View Single Post
Old 09-12-2010, 12:19 PM   #2704
TonytheBookworm
Addict
TonytheBookworm is on a distinguished road
 
TonytheBookworm's Avatar
 
Posts: 264
Karma: 62
Join Date: May 2010
Device: kindle 2, kindle 3, Kindle fire
Quote:
Originally Posted by cynvision View Post
Ah yes. I'm still not comfortable with how the multiple page link following works. You'd have to follow the 'more articles' link at least once to get more than one article from that author.
Okay I'm sure there might be another way to do this and reduce the redundancy yet I'm not certain how to do that yet. Anyway, this will work.
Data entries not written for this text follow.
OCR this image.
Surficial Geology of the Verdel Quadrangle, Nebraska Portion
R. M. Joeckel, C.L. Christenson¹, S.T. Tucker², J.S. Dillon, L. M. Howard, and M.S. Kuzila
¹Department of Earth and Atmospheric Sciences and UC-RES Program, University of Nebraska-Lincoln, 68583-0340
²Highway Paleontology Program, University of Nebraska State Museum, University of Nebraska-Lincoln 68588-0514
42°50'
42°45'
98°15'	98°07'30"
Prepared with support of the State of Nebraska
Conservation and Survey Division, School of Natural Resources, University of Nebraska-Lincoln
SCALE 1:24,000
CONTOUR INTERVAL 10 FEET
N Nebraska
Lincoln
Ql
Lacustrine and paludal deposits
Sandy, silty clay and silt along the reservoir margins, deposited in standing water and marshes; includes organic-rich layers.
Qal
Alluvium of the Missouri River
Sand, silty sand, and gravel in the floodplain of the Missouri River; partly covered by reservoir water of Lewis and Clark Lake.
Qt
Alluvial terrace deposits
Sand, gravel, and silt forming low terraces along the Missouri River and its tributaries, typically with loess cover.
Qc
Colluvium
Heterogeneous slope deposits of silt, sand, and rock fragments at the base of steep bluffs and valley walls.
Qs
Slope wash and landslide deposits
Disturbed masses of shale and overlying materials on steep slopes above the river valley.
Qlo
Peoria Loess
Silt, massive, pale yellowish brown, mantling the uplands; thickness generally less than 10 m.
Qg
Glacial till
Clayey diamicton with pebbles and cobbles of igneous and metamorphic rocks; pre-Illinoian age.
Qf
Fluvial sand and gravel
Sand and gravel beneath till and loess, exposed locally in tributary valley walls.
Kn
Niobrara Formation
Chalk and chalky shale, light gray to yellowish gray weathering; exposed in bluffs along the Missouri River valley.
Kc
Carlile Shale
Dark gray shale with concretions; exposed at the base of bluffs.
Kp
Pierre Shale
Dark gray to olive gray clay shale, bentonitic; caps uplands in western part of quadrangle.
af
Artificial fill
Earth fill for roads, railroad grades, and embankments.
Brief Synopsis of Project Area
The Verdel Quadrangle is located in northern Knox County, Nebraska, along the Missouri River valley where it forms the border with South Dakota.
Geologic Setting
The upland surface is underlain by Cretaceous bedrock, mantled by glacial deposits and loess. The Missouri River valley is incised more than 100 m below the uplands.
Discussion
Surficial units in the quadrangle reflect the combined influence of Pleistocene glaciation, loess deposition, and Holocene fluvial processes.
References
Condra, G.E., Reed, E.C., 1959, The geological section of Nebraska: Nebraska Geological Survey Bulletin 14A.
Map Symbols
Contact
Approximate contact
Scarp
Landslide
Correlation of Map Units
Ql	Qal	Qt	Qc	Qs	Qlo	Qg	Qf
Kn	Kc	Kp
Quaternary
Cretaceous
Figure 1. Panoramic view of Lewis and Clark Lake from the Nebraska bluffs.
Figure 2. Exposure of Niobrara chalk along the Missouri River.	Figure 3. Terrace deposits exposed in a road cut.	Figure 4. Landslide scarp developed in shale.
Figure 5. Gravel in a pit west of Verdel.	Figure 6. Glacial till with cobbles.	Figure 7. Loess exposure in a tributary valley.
The only issue I see is the title says the same for all the articles (but I'll leave that one to you )
Spoiler:

Code:
from calibre.web.feeds.news import BasicNewsRecipe
from calibre.ebooks.BeautifulSoup import BeautifulSoup, re
class AlisonB(BasicNewsRecipe):
    title      = 'Alison Berkley Column'
    __author__ = 'Tonythebookworm'
    description = 'Some dudes column'
    language = 'en'
    no_stylesheets = True
    publisher           = 'Tonythebookworm'
    category            = 'column'
    use_embedded_content= False
    no_stylesheets      = True
    oldest_article      = 24
    remove_javascript   = True
    remove_empty_feeds  = True
    
    max_articles_per_feed = 10
    INDEX = 'http://www.aspentimes.com'
    
    
    def parse_index(self):
        feeds = []
        for title, url in [
                            (u"Alison Berkley", u"http://www.aspentimes.com/SECTION/&Profile=1021&ParentProfile=1061"),
                            
                            
                             ]:
            articles = self.make_links(url)
            if articles:
                feeds.append((title, articles))
        return feeds
        
    def make_links(self, url):
        title = 'Temp'
        current_articles = []
        soup = self.index_to_soup(url)
        print 'The soup is: ', soup
        for item in soup.findAll('div',attrs={'class':'title'}):
            print 'item is: ', item
            link = item.find('a')
            print 'the link is: ', link
            titlecheck = self.tag_to_string(link)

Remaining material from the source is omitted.